Here, the ALJ considered the evidence presented by plaintiff's daughters, but rejected Kimberly's testimony for the same reasons he rejected plaintiff's testimony and rejected Victoria's questionnarie because it was inconsistent with plaintiff's responses to Dr. Rhodes-Campbell. A.R. 428. Thus, the ALJ provided germane reasons for rejecting the third-party opinions. Carmickle, 533 F.3d at 1164; Tidwell v. Apfel, 161 F.3d 599, 602 (9th Cir. 1998).
C. Social Worker's Opinion
Finally, plaintiff contends the ALJ's decision is not supported by substantial evidence because the ALJ failed to properly consider the opinion of Michael Oliver, a licensed clinical social worker, who completed an assessment of plaintiff on February 7, 2001, diagnosed plaintiff as having recurrent moderate major depression, determined plaintiff's GAF was 50, and opined plaintiff has a "moderate" dysfunction rating due to depression and a history of drug use. A.R. 152-56.

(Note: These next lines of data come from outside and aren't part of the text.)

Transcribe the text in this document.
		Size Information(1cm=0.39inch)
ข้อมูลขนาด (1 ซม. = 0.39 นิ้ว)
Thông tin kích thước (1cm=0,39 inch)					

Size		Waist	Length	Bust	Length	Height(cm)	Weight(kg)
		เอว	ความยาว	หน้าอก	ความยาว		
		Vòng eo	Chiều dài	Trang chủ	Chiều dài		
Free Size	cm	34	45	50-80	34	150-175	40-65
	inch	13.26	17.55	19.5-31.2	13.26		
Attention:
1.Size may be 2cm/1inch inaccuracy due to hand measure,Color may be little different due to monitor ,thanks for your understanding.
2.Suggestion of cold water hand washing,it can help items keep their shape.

Plaintiff contends that "[a]lthough Mr. Oliver is not a physician or other acceptable medical source, his opinion may qualify as a treating source since he was working in conjunction with a psychiatrist. . . ." Jt. Stip. at 21:12-16. Even if the Court treats Mr. Oliver's statements and opinions as being encompassed by Dr. Devera's opinions of the same date, see Stalling I at 12 n.9, it does not benefit petitioner. To the contrary, the ALJ properly considered Dr. Devera's opinions and the SBC Dept. medical records in assessing plaintiff's RFC, and, in so doing, specifically noted that those records show plaintiff "was doing well with medication compliance. On some dates she was more depressed and failed to follow up with her appointments. She reported that she was doing well except for some nightmares, but it was noted she was not in any acute distress during this time period." A.R. 429. The plaintiff has not identified any evidence refuting the ALJ's assessment of the SBC Dept. medical records, which included Mr. Oliver's opinions and Dr. Devera's opinions. In fact, when Dr. Devera examined plaintiff on February 7, 2001, she noted plaintiff was alert and oriented (x3), had no auditory or visual hallucinations, no suicidal or homicidal ideations, was pleasant and cooperative and in no distress, but had decreased insight, a sad affect, and a depressed mood. A.R. 150. On April 30, 2001, plaintiff was feeling better with an intact memory, was alert and oriented (x3), had no auditory or visual hallucinations, no suicidal or homicidal ideations, but had a sad affect and a depressed mood. A.R. 148. The rest of plaintiff's treating notes from SBC Dept. are similar. A.R. 108-47. Since the ALJ properly addressed these notes and the SBC Dept. medical evidence, as well as Dr. Glassmire's expert testimony and the opinions of examining physician Dr. Rhodes-Campbell, the ALJ's RFC determination, and Step Five determination, are supported by substantial evidence in the record.*fn11
See Tonapetyan, 242 F.3d at 1149; Morgan, 169 F.3d at 600.
IT IS ORDERED that: (1) plaintiff's request for relief is denied; and (2) the Commissioner's decision is affirmed, and Judgment shall be entered in favor of defendant.